Montparnasse resisted but feebly; the truth is, that these four men, with the fidelity which bandits have of never deserting each other, had prowled the whole night around La Force, in spite of the peril they incurred, in the hope of seeing Thénardier appear on the top of some wall. But the night, which became really too favorable, for the rain rendered all the streets deserted, the cold which attacked them, their dripping clothes, their worn-out shoes, the alarming noises which had broken out in the prison, the hours which had elapsed, the patrols they had met, the hope which departed, and the fear that returned,—all this urged them to retreat. Montparnasse himself, who was perhaps Thénardier's son-in-law in a certain sense, yielded, and in a moment they would be gone.

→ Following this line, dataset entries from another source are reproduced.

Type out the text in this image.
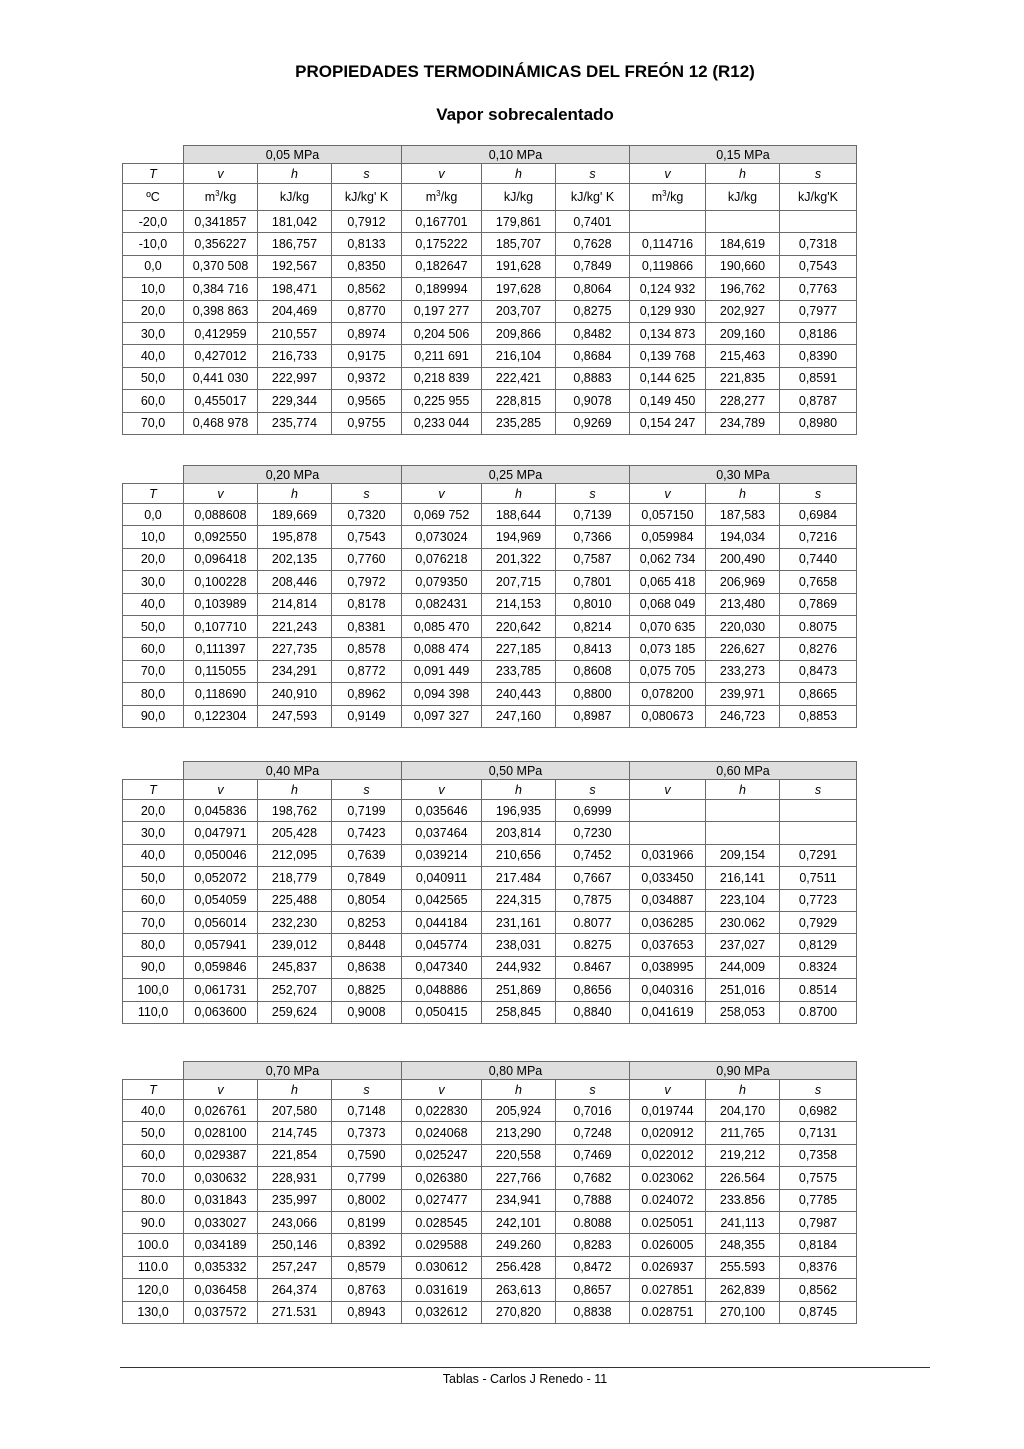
PROPIEDADES TERMODINÁMICAS DEL FREÓN 12 (R12)
Vapor sobrecalentado
	0,05 MPa			0,10 MPa			0,15 MPa		
T	v	h	s	v	h	s	v	h	s
ºC	$m^3/kg$	kJ/kg	kJ/kg' K	$m^3/kg$	kJ/kg	kJ/kg' K	$m^3/kg$	kJ/kg	kJ/kg'K
-20,0	0,341857	181,042	0,7912	0,167701	179,861	0,7401			
-10,0	0,356227	186,757	0,8133	0,175222	185,707	0,7628	0,114716	184,619	0,7318
0,0	0,370 508	192,567	0,8350	0,182647	191,628	0,7849	0,119866	190,660	0,7543
10,0	0,384 716	198,471	0,8562	0,189994	197,628	0,8064	0,124 932	196,762	0,7763
20,0	0,398 863	204,469	0,8770	0,197 277	203,707	0,8275	0,129 930	202,927	0,7977
30,0	0,412959	210,557	0,8974	0,204 506	209,866	0,8482	0,134 873	209,160	0,8186
40,0	0,427012	216,733	0,9175	0,211 691	216,104	0,8684	0,139 768	215,463	0,8390
50,0	0,441 030	222,997	0,9372	0,218 839	222,421	0,8883	0,144 625	221,835	0,8591
60,0	0,455017	229,344	0,9565	0,225 955	228,815	0,9078	0,149 450	228,277	0,8787
70,0	0,468 978	235,774	0,9755	0,233 044	235,285	0,9269	0,154 247	234,789	0,8980
	0,20 MPa			0,25 MPa			0,30 MPa		
T	v	h	s	v	h	s	v	h	s
0,0	0,088608	189,669	0,7320	0,069 752	188,644	0,7139	0,057150	187,583	0,6984
10,0	0,092550	195,878	0,7543	0,073024	194,969	0,7366	0,059984	194,034	0,7216
20,0	0,096418	202,135	0,7760	0,076218	201,322	0,7587	0,062 734	200,490	0,7440
30,0	0,100228	208,446	0,7972	0,079350	207,715	0,7801	0,065 418	206,969	0,7658
40,0	0,103989	214,814	0,8178	0,082431	214,153	0,8010	0,068 049	213,480	0,7869
50,0	0,107710	221,243	0,8381	0,085 470	220,642	0,8214	0,070 635	220,030	0.8075
60,0	0,111397	227,735	0,8578	0,088 474	227,185	0,8413	0,073 185	226,627	0,8276
70,0	0,115055	234,291	0,8772	0,091 449	233,785	0,8608	0,075 705	233,273	0,8473
80,0	0,118690	240,910	0,8962	0,094 398	240,443	0,8800	0,078200	239,971	0,8665
90,0	0,122304	247,593	0,9149	0,097 327	247,160	0,8987	0,080673	246,723	0,8853
	0,40 MPa			0,50 MPa			0,60 MPa		
T	v	h	s	v	h	s	v	h	s
20,0	0,045836	198,762	0,7199	0,035646	196,935	0,6999			
30,0	0,047971	205,428	0,7423	0,037464	203,814	0,7230			
40,0	0,050046	212,095	0,7639	0,039214	210,656	0,7452	0,031966	209,154	0,7291
50,0	0,052072	218,779	0,7849	0,040911	217.484	0,7667	0,033450	216,141	0,7511
60,0	0,054059	225,488	0,8054	0,042565	224,315	0,7875	0,034887	223,104	0,7723
70,0	0,056014	232,230	0,8253	0,044184	231,161	0.8077	0,036285	230.062	0,7929
80,0	0,057941	239,012	0,8448	0,045774	238,031	0.8275	0,037653	237,027	0,8129
90,0	0,059846	245,837	0,8638	0,047340	244,932	0.8467	0,038995	244,009	0.8324
100,0	0,061731	252,707	0,8825	0,048886	251,869	0,8656	0,040316	251,016	0.8514
110,0	0,063600	259,624	0,9008	0,050415	258,845	0,8840	0,041619	258,053	0.8700
	0,70 MPa			0,80 MPa			0,90 MPa		
T	v	h	s	v	h	s	v	h	s
40,0	0,026761	207,580	0,7148	0,022830	205,924	0,7016	0,019744	204,170	0,6982
50,0	0,028100	214,745	0,7373	0,024068	213,290	0,7248	0,020912	211,765	0,7131
60,0	0,029387	221,854	0,7590	0,025247	220,558	0,7469	0,022012	219,212	0,7358
70.0	0,030632	228,931	0,7799	0,026380	227,766	0,7682	0.023062	226.564	0,7575
80.0	0,031843	235,997	0,8002	0,027477	234,941	0,7888	0.024072	233.856	0,7785
90.0	0,033027	243,066	0,8199	0.028545	242,101	0.8088	0.025051	241,113	0,7987
100.0	0,034189	250,146	0,8392	0.029588	249.260	0,8283	0.026005	248,355	0,8184
110.0	0,035332	257,247	0,8579	0.030612	256.428	0,8472	0.026937	255.593	0,8376
120,0	0,036458	264,374	0,8763	0.031619	263,613	0,8657	0.027851	262,839	0,8562
130,0	0,037572	271.531	0,8943	0,032612	270,820	0,8838	0.028751	270,100	0,8745
Tablas - Carlos J Renedo - 11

Thénardier gasped on his wall as the shipwrecked crew of the "Méduse" did on their raft, when they watched the ship which they had sighted fade away on the horizon. He did not dare call to them, for a cry overheard might ruin everything; but he had an idea, a last idea, an inspiration,—he took from his pocket the end of Brujon's rope which he had detached from the chimney of the Bâtiment Neuf, and threw it at their feet.
"A cord!" said Babet
"My cord!" said Brujon.
"The landlord is there," said Montparnasse. They raised their eyes and Thénardier thrust out his head a little.
"Quiet," said Montparnasse. "Have you the other end of the rope, Brujon?"